Academic Freedom Is So Wrong. Massoud Hayoun of Al Jazeera: "A University of Missouri doctoral student plans to continue research for her dissertation on the effects of the state's recently imposed 72-hour waiting period for abortions, despite a state legislator's push to block the research, the student told Al Jazeera in an exclusive interview.... State Sen. Kurt Schaefer, a Republican from Columbia, Missouri, who chairs the Missouri state senate's interim Committee on the Sanctity of Life, sent a letter in late October to the University of Missouri calling [the] dissertation 'a marketing aid for Planned Parenthood -- one that is funded, in part or in whole, by taxpayer dollars.'... Schaefer called for the university to hand over documents regarding the project's approval and said that, because the University of Missouri is a public university, it should not fund research that he said would promote elective abortions. Missouri law prohibits the use of public funds to promote non-life-saving abortions." ...
... Zandar, in Balloon Juice: "It's pretty weird how that whole theocratic crushing of ideas thing kicks in for Republican Conservative Champions Of Free Speech whenever the subject turns to a woman's reproductive system.... Republicans have long stated that waiting periods, required counseling, forced ultrasounds, etc. before abortions are to be allowed are good for women.... Somebody finally decided to take that theory, which is a testable theory, and decided to research and test that theory scientifically as part of a doctoral research project at a university.... But instead of even waiting for the findings, Sen. Schaefer is effectively saying that research cannot even be done on this subject because it might support the notion that women may be harmed by all these restrictions."
Adam Chandler of the Atlantic: "On Thursday, the University of Illinois at Urbana-Champaign reached a settlement with Steven Salaita, a professor who had a job offer revoked by the school after he tweeted incendiary statements about Israel during the country's war with Hamas in Gaza last summer.... Salaita's job offer is still off the table, but he will receive $600,000, in addition to $275,000 in legal fees."
News Ledes
CNN: "A pair of suicide bombings struck southern Beirut on Thursday, killing 43 people and leaving shattered glass and blood on the streets, Lebanese authorities said. At least 239 others were wounded, according to state-run National News Agency.... Lebanese intelligence believes the bombers could be part of a cell dispatched to Beirut by ISIS leadership, the source said, but investigators are still working to verify the surviving suspect's claim. The three other bombers were killed in the explosions."

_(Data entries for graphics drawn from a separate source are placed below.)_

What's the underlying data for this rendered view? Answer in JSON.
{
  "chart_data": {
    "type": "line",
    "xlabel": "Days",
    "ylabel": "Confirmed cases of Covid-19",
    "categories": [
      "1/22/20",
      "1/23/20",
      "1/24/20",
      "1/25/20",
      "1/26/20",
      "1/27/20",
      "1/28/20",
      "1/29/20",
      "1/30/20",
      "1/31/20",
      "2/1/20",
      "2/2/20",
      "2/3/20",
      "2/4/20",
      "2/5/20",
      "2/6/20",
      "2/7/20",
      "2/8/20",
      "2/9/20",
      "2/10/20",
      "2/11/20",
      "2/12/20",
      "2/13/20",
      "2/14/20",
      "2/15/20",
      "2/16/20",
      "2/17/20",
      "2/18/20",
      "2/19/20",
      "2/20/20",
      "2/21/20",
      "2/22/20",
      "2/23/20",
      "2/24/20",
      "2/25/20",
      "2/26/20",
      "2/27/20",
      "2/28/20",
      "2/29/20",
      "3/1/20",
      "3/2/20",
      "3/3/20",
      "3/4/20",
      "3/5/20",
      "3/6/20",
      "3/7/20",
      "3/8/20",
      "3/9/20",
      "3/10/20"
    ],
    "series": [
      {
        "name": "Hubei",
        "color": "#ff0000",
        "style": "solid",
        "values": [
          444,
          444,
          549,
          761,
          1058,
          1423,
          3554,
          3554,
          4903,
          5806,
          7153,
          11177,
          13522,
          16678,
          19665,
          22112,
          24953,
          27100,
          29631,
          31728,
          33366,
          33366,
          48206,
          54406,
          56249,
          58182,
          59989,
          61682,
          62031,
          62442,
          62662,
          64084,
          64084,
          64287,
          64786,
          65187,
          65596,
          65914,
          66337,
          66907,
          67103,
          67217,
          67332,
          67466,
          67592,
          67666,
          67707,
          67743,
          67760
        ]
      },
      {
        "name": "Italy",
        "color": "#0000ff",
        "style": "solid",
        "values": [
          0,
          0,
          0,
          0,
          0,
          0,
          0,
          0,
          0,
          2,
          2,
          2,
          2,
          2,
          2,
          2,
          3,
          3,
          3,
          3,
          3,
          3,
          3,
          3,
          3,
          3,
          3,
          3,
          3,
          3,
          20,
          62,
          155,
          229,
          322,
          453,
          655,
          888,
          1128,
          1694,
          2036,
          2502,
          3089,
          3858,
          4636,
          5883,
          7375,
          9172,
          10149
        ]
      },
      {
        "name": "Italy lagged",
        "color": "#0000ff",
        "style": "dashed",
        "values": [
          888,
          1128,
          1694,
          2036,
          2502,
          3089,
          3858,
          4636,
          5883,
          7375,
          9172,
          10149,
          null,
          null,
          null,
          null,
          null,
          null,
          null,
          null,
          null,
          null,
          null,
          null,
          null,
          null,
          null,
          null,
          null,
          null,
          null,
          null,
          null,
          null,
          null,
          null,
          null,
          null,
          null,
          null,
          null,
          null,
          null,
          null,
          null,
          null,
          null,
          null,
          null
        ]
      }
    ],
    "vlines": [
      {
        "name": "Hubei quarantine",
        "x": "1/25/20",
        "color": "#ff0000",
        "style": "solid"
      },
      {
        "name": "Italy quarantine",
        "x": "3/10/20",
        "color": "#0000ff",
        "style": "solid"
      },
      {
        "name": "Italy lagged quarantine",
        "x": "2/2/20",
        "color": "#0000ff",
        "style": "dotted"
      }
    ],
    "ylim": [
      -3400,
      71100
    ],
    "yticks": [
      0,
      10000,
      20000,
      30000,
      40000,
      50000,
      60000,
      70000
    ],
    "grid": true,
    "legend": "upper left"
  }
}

New York Times: "Gene Amdahl, a trailblazer in the design of IBM's mainframe computers, which became the central nervous system for businesses large and small throughout the world, died Tuesday night at a nursing home in Palo Alto, Calif. He was 92."
New York Times: "Myanmar's election commission said on Friday that the party of the Nobel Peace laureate Daw Aung San Suu Kyi had won 348 seats in Parliament, giving her democracy movement a majority and the power to select the country's next president."